When you turn on your ignition you are really just supplying ~12vdc to different areas of the car.

You have 4 states:

Off: everything is off

Acc: accessory relay has power, supplying your cigarette lighter port, stereo, etc.

Run: this triggers relays for all of your engine's necessary electrical components. In this state Acc is also active.

Start: this triggers your starter motor and allows your engine to turn over. In this state Run is active but Acc might be switched off as to not overdraw from your battery (depending on your car).

If I were to approach this problem I would break it down into 4 logical steps.

Supply power: I would hook it up to a voltage regulator with a few capacitors to the Run circuit to get a clean 5v line out of the 12v battery line. You could even wire this in to your ignition switch harness directly.

Input: If you pull down the voltage from the Start line and use that as input, if you program your arduino to "arm" when the Start circuit powers up, then trigger the audio when the Start circuit powers down, you can reasonably assume that it wont play the sound until the engine turns over. If your battery starts to die, you might hear the sound a good 20 times trying to get your car to start though.
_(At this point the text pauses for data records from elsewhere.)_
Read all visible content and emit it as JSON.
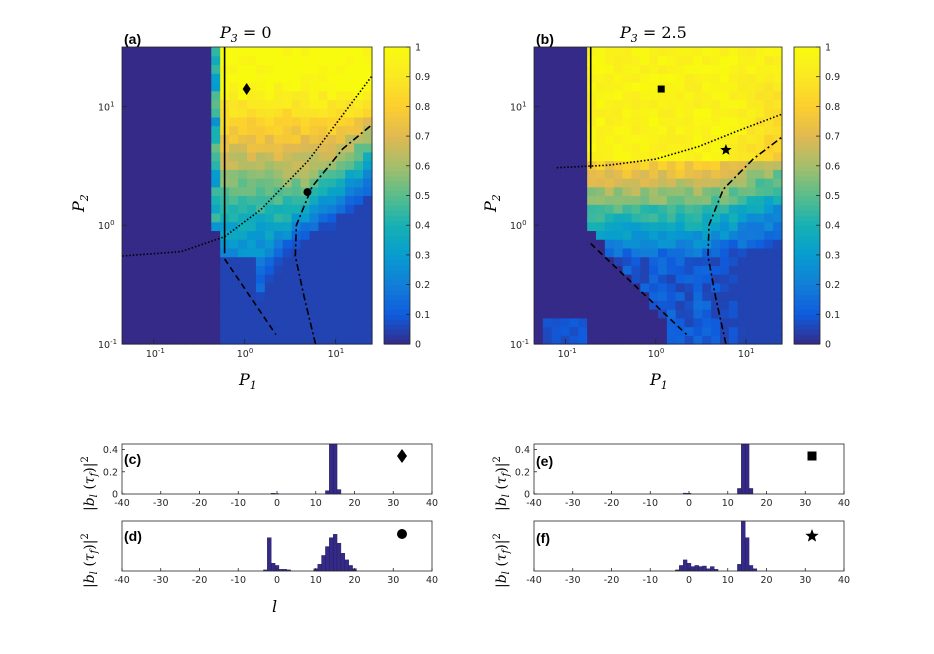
{
  "chart_data": [
    {
      "panel": "(a)",
      "type": "heatmap",
      "title_var": "P",
      "title_sub": "3",
      "title_rest": " = 0",
      "xlabel_var": "P",
      "xlabel_sub": "1",
      "ylabel_var": "P",
      "ylabel_sub": "2",
      "xlog": [
        -1.35,
        1.4
      ],
      "ylog": [
        -1.0,
        1.5
      ],
      "x_ticks": [
        {
          "base": "10",
          "exp": "-1",
          "v": 0.1
        },
        {
          "base": "10",
          "exp": "0",
          "v": 1
        },
        {
          "base": "10",
          "exp": "1",
          "v": 10
        }
      ],
      "y_ticks": [
        {
          "base": "10",
          "exp": "-1",
          "v": 0.1
        },
        {
          "base": "10",
          "exp": "0",
          "v": 1
        },
        {
          "base": "10",
          "exp": "1",
          "v": 10
        }
      ],
      "colorbar": {
        "min": 0,
        "max": 1,
        "ticks": [
          "0",
          "0.1",
          "0.2",
          "0.3",
          "0.4",
          "0.5",
          "0.6",
          "0.7",
          "0.8",
          "0.9",
          "1"
        ]
      },
      "threshold_P1": 0.6,
      "solid_line": {
        "P1": 0.6,
        "P2_range": [
          0.58,
          31.6
        ]
      },
      "dotted_curve": [
        [
          0.045,
          0.55
        ],
        [
          0.2,
          0.6
        ],
        [
          0.6,
          0.8
        ],
        [
          1.5,
          1.35
        ],
        [
          5,
          3.5
        ],
        [
          12,
          8.5
        ],
        [
          25,
          18
        ]
      ],
      "dashdot_curve": [
        [
          6,
          0.1
        ],
        [
          4.5,
          0.25
        ],
        [
          3.6,
          0.55
        ],
        [
          3.7,
          1.0
        ],
        [
          5.5,
          2.1
        ],
        [
          12,
          4.4
        ],
        [
          25,
          7
        ]
      ],
      "dashed_line": [
        [
          0.6,
          0.52
        ],
        [
          2.2,
          0.12
        ]
      ],
      "markers": [
        {
          "symbol": "diamond",
          "P1": 1.05,
          "P2": 14
        },
        {
          "symbol": "circle",
          "P1": 4.9,
          "P2": 1.9
        }
      ]
    },
    {
      "panel": "(b)",
      "type": "heatmap",
      "title_var": "P",
      "title_sub": "3",
      "title_rest": " = 2.5",
      "xlabel_var": "P",
      "xlabel_sub": "1",
      "ylabel_var": "P",
      "ylabel_sub": "2",
      "xlog": [
        -1.35,
        1.4
      ],
      "ylog": [
        -1.0,
        1.5
      ],
      "x_ticks": [
        {
          "base": "10",
          "exp": "-1",
          "v": 0.1
        },
        {
          "base": "10",
          "exp": "0",
          "v": 1
        },
        {
          "base": "10",
          "exp": "1",
          "v": 10
        }
      ],
      "y_ticks": [
        {
          "base": "10",
          "exp": "-1",
          "v": 0.1
        },
        {
          "base": "10",
          "exp": "0",
          "v": 1
        },
        {
          "base": "10",
          "exp": "1",
          "v": 10
        }
      ],
      "colorbar": {
        "min": 0,
        "max": 1,
        "ticks": [
          "0",
          "0.1",
          "0.2",
          "0.3",
          "0.4",
          "0.5",
          "0.6",
          "0.7",
          "0.8",
          "0.9",
          "1"
        ]
      },
      "threshold_P1": 0.19,
      "solid_line": {
        "P1": 0.19,
        "P2_range": [
          3.0,
          31.6
        ]
      },
      "dotted_curve": [
        [
          0.08,
          3.05
        ],
        [
          0.3,
          3.2
        ],
        [
          1,
          3.6
        ],
        [
          3,
          4.6
        ],
        [
          8,
          6.2
        ],
        [
          25,
          8.6
        ]
      ],
      "dashdot_curve": [
        [
          6,
          0.1
        ],
        [
          4.6,
          0.25
        ],
        [
          3.8,
          0.55
        ],
        [
          3.9,
          1.0
        ],
        [
          5.6,
          2.0
        ],
        [
          12,
          3.6
        ],
        [
          25,
          5.5
        ]
      ],
      "dashed_line": [
        [
          0.19,
          0.7
        ],
        [
          2.2,
          0.12
        ]
      ],
      "markers": [
        {
          "symbol": "square",
          "P1": 1.15,
          "P2": 14
        },
        {
          "symbol": "star",
          "P1": 6.0,
          "P2": 4.3
        }
      ]
    },
    {
      "panel": "(c)",
      "type": "bar",
      "ylabel": "|b_l(τ_f)|^2",
      "xlabel": "",
      "xlim": [
        -40,
        40
      ],
      "ylim": [
        0,
        0.45
      ],
      "x_ticks": [
        "-40",
        "-30",
        "-20",
        "-10",
        "0",
        "10",
        "20",
        "30",
        "40"
      ],
      "y_ticks": [
        "0",
        "0.2",
        "0.4"
      ],
      "bars": {
        "x": [
          -1,
          0,
          13,
          14,
          15,
          16
        ],
        "y": [
          0.006,
          0.004,
          0.03,
          0.45,
          0.45,
          0.04
        ]
      },
      "marker": "diamond"
    },
    {
      "panel": "(d)",
      "type": "bar",
      "ylabel": "|b_l(τ_f)|^2",
      "xlabel": "l",
      "xlim": [
        -40,
        40
      ],
      "ylim": [
        0,
        0.45
      ],
      "x_ticks": [
        "-40",
        "-30",
        "-20",
        "-10",
        "0",
        "10",
        "20",
        "30",
        "40"
      ],
      "y_ticks": [],
      "bars": {
        "x": [
          -3,
          -2,
          -1,
          0,
          1,
          2,
          3,
          10,
          11,
          12,
          13,
          14,
          15,
          16,
          17,
          18,
          19,
          20
        ],
        "y": [
          0.01,
          0.3,
          0.07,
          0.05,
          0.015,
          0.015,
          0.01,
          0.02,
          0.06,
          0.14,
          0.22,
          0.3,
          0.33,
          0.25,
          0.16,
          0.1,
          0.05,
          0.02
        ]
      },
      "marker": "circle"
    },
    {
      "panel": "(e)",
      "type": "bar",
      "ylabel": "|b_l(τ_f)|^2",
      "xlabel": "",
      "xlim": [
        -40,
        40
      ],
      "ylim": [
        0,
        0.45
      ],
      "x_ticks": [
        "-40",
        "-30",
        "-20",
        "-10",
        "0",
        "10",
        "20",
        "30",
        "40"
      ],
      "y_ticks": [
        "0",
        "0.2",
        "0.4"
      ],
      "bars": {
        "x": [
          -1,
          0,
          13,
          14,
          15,
          16
        ],
        "y": [
          0.008,
          0.006,
          0.05,
          0.45,
          0.45,
          0.05
        ]
      },
      "marker": "square"
    },
    {
      "panel": "(f)",
      "type": "bar",
      "ylabel": "|b_l(τ_f)|^2",
      "xlabel": "",
      "xlim": [
        -40,
        40
      ],
      "ylim": [
        0,
        0.45
      ],
      "x_ticks": [
        "-40",
        "-30",
        "-20",
        "-10",
        "0",
        "10",
        "20",
        "30",
        "40"
      ],
      "y_ticks": [],
      "bars": {
        "x": [
          -3,
          -2,
          -1,
          0,
          1,
          2,
          3,
          4,
          5,
          6,
          7,
          13,
          14,
          15,
          16,
          17
        ],
        "y": [
          0.01,
          0.05,
          0.1,
          0.07,
          0.04,
          0.05,
          0.04,
          0.045,
          0.02,
          0.04,
          0.015,
          0.06,
          0.45,
          0.3,
          0.05,
          0.02
        ]
      },
      "marker": "star"
    }
  ]
}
Output audio: this part is up to you. You could rig up a little amp and a small speaker in the dash if you wanted simplicity, or you can try to hack your head unity. Lots of cars dont have their amps powered while the car is starting to make sure that the starter motor has enough amps. Keep that in mind and be creative.

Turn off: if you do use an amp and speaker in the dash, would make sense to power all that down while not in use.